If I’ve framed it as “something I’ve been working on” or “something I’ve been looking into,” then, built into that framing is the idea that yes, I’ve done it for others. But I still won’t say, “Oh yeah, this works every time.” Instead, I’ll say something like: “I’ve tried it a couple of times, but this is the first time this has happened.” That keeps the uniqueness alive, without having to claim total novelty.
Of course, sometimes the premise is: “This weird thing always happens.” So in that case, I might shade the truth the other way and suggest it’s happened more than it actually has.
But if I’m creating an experience that is supposed to come off as a one-off impossible moment, then I will say or imply that no, nothing like this has ever happened before.
Is this lying?
I guess, maybe.
I’ve made the argument before that magic tricks are little stories that have no end, until the person you’ve performed for is 100% convinced it was “just a trick.” So, for me, the trick is always going on.
So if I say, “This is the first time I’ve ever done this,” I don’t feel like I’m lying any more than when I say, “I put the ball under the cup.” This is all part of the ongoing story we’re building together.
I’m pretty good at determining if a lie is self-serving or serves the experience.

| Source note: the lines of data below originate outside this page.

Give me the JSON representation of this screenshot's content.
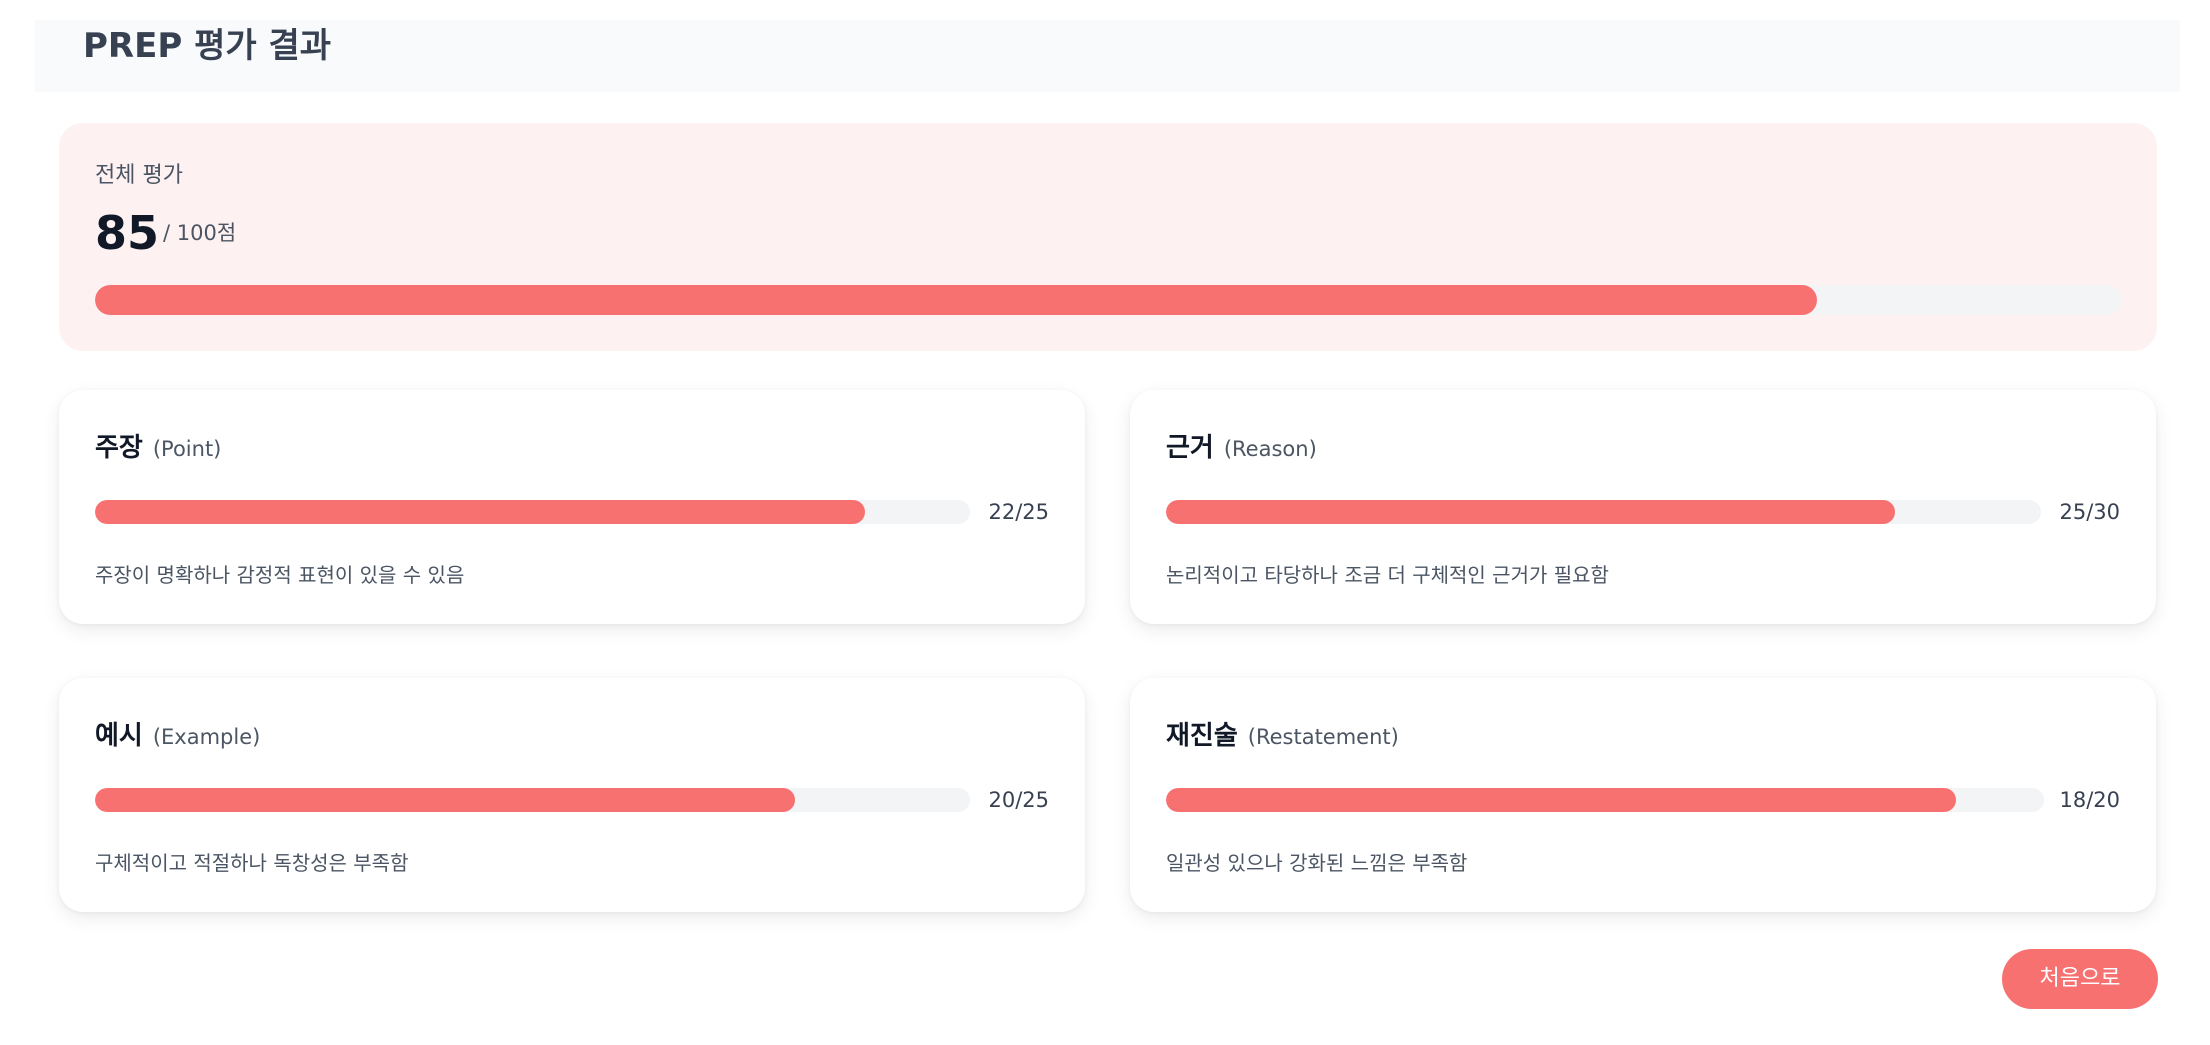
{
  "header": {
    "title": "PREP 평가 결과"
  },
  "overall": {
    "label": "전체 평가",
    "score": "85",
    "total": "/ 100점",
    "progress_fraction": 0.85
  },
  "cards": [
    {
      "title": "주장",
      "subtitle": "(Point)",
      "score_text": "22/25",
      "fraction": 0.88,
      "comment": "주장이 명확하나 감정적 표현이 있을 수 있음"
    },
    {
      "title": "근거",
      "subtitle": "(Reason)",
      "score_text": "25/30",
      "fraction": 0.8333,
      "comment": "논리적이고 타당하나 조금 더 구체적인 근거가 필요함"
    },
    {
      "title": "예시",
      "subtitle": "(Example)",
      "score_text": "20/25",
      "fraction": 0.8,
      "comment": "구체적이고 적절하나 독창성은 부족함"
    },
    {
      "title": "재진술",
      "subtitle": "(Restatement)",
      "score_text": "18/20",
      "fraction": 0.9,
      "comment": "일관성 있으나 강화된 느낌은 부족함"
    }
  ],
  "restart_button": {
    "label": "처음으로"
  },
  "colors": {
    "accent": "#f87171",
    "track": "#f3f4f6",
    "overall_bg": "#fef1f1",
    "header_bg": "#f8fafc"
  }
}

Telling someone you can read their mind because you have a soul-connection in order to get them into bed is a self-serving lie.
But saying, “No one has ever separated the deck into all reds and blacks like that. That’s incredible”? That a “lie” that builds on the experience. It lifts them up and adds to the texture of the moment I want to create for them. I’m fine with that.
That said, a few caveats:
Don’t say, “I’ve never done this before,” if there’s a good chance they’ll run into someone you’ve already done it with.
Also, the people I perform for regularly, already know that the magic experience has some level of bullshittery to it. So even if they did find out I’ve done something before when I told them I hadn’t, they wouldn’t flip out about it. If I was performing for someone who I thought would be genuinely upset to find out I wasn’t completely honest about it, then I would feel like I was performing for someone who was taking it all a bit too seriously for my taste.
Remember, my goal is for people to know it’s a trick, but also entertain the idea, “But… maybe it’s not?” When people get that “spirit” then they’re not going to get too worked about things either way.
If stuck, I’ll usually revert to the line I mentioned earlier, “I’ve tried something similar in the past, but it’s never gone like this.” That’s vague, and true-ish. Even if I’ve done the trick 100 times before, it’s never been with this person. You can never step into the same river twice and all of that.
I’ve always loved ‘printing’ effects, and I’m looking forward to getting this version with credit cards by Craig Petty. Can you think of any way to ground the performance and give it a little more weight?—LO
Yeah, that’s a tough one.
I’ve never loved the “printing” plot. I think it’s a fun trick, but the pacing of it has never felt great to me. It’s a series of okay moments that get weirder, but not necessarily more impressive. The pacing doesn’t match the rhythm I usually go for, which is to build toward one clean, impossible moment.
Also, if I was a non-magician watching the trick, I think part of me would be distracted by wanting to see the other side of the card again before the next printing happens. At least after the first couple have been printed. And yes, I know they see the cards blank at the beginning, but once the magic starts happening, that moment fades into the background pretty quickly.
As for grounding the effect… I’m not sure that’s the right approach.
The printing, the concept of credit card “blanks,” the way the credit cards themselves look—all of that makes this more of a cartoonish trick than something “real.” So I would let it live in that absurdist world.
I would frame it as a counterfeiting technique. (I can only guess this angle is mentioned in the instructions. It makes perfect sense.)
“I read this article about credit card cloning—apparently people can duplicate cards using these cheap blanks you can get online. Totally freaked me out. Now I won’t even let my card leave the table at a restaurant. Here, let me show you how it works…”
It gives you just enough plausibility to start with—but the moment the visuals kick in, you’re clearly in fantasyland. And I think that’s where this kind of trick works best. If you lean into the absurdity, it can be an entertaining, visual piece.